Here, the record reflects Respondent is a small retailer with no history of prior violations resulting in a CMP. In addition, Respondent has participated in these proceedings, appears to be taking this matter seriously, and has identified steps it is taking to reduce the likelihood of future violations, including creation and implementation of new policies and practices for regular searches for updates in tobacco regulations and law and daily mail review for incoming CTP/FDA correspondence. See CRD Dkt. Entry No. 6. However, as a retailer engaged in the sale of tobacco products, Respondent should have been familiar with the applicable law and known which products it was permitted to sell. Further, CTP previously warned Respondent about similar conduct and the potential consequences of continuing to offer unauthorized ENDS products for sale. See CTP Ex. 7.

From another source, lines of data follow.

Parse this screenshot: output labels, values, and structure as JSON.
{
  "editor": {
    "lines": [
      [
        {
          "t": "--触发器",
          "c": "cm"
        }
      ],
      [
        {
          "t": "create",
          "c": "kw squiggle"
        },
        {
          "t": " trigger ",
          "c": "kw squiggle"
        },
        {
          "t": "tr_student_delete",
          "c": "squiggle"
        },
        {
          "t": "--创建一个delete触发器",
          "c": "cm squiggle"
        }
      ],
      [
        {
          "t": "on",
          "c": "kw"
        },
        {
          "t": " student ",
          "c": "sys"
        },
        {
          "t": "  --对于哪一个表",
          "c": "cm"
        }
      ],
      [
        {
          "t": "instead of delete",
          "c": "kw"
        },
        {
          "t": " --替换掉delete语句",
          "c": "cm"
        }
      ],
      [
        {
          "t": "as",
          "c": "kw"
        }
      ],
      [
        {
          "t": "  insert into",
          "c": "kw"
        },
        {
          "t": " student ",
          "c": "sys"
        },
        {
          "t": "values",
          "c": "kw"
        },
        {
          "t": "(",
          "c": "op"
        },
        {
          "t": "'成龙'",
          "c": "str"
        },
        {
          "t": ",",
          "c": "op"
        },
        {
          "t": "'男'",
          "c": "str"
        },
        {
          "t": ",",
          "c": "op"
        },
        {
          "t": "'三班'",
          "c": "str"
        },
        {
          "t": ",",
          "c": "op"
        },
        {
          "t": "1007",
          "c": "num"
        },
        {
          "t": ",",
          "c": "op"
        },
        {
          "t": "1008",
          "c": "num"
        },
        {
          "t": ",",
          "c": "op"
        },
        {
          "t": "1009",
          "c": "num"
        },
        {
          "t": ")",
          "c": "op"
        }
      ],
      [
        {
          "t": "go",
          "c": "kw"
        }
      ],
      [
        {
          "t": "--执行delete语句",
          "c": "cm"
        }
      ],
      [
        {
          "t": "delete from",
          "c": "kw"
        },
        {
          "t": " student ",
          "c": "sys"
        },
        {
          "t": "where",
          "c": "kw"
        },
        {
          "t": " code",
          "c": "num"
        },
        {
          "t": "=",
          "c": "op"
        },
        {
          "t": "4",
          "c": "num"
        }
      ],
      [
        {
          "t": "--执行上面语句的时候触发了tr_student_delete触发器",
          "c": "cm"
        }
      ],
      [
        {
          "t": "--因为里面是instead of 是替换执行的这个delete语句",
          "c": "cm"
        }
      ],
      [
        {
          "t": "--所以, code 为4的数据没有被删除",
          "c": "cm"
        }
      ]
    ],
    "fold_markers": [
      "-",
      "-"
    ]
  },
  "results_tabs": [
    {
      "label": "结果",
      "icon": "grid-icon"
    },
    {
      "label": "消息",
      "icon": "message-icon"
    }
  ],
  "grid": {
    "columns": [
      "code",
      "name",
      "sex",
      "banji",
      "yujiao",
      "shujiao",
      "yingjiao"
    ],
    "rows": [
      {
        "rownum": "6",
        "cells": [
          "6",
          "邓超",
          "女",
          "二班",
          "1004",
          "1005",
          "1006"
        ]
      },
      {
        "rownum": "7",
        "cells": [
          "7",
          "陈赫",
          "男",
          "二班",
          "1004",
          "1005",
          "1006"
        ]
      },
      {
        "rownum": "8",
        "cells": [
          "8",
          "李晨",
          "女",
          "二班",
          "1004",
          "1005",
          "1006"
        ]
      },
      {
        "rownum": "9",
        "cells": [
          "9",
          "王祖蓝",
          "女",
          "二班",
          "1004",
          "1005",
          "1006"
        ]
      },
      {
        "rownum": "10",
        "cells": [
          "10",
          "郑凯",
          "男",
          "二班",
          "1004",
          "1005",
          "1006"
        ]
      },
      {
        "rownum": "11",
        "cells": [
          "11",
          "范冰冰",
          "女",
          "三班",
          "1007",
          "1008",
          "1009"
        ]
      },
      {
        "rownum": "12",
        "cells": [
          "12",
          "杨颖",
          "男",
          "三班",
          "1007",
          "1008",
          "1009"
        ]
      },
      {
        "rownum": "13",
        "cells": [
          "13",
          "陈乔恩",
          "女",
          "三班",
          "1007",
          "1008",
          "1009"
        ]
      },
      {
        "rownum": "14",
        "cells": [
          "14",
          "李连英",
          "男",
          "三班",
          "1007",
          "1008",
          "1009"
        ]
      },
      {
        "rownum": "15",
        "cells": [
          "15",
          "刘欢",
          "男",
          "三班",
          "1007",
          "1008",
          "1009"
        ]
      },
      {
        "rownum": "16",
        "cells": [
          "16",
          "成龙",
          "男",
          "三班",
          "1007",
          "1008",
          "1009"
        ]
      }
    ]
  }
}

After weighing these factors and evaluating the entire administrative record, I find that imposing the maximum penalty would be overly punitive and would not serve the interests of justice. However, I also find that Respondent’s conduct was serious and warrants a proportional penalty. Therefore, I conclude that reducing the amount by fifteen percent, but still imposing a substantial CMP of $16,313 is appropriate in this case under 21 U.S.C. §§ 333(f)(5)(B), (f)(5)(C), and (f)(9).
VII. Conclusion
For the reasons stated above, I impose a civil money penalty against Respondent Neo Enterprises NC, Inc. d/b/a Neo Tobacco and Vape in the amount of $16,313 for receiving in interstate commerce an ENDS product that lacked the premarketing authorization required under the Act and offering such product for sale. Pursuant to 21 C.F.R. § 17.45(d), this order becomes final and binding upon both parties after 30 days of the date of its issuance.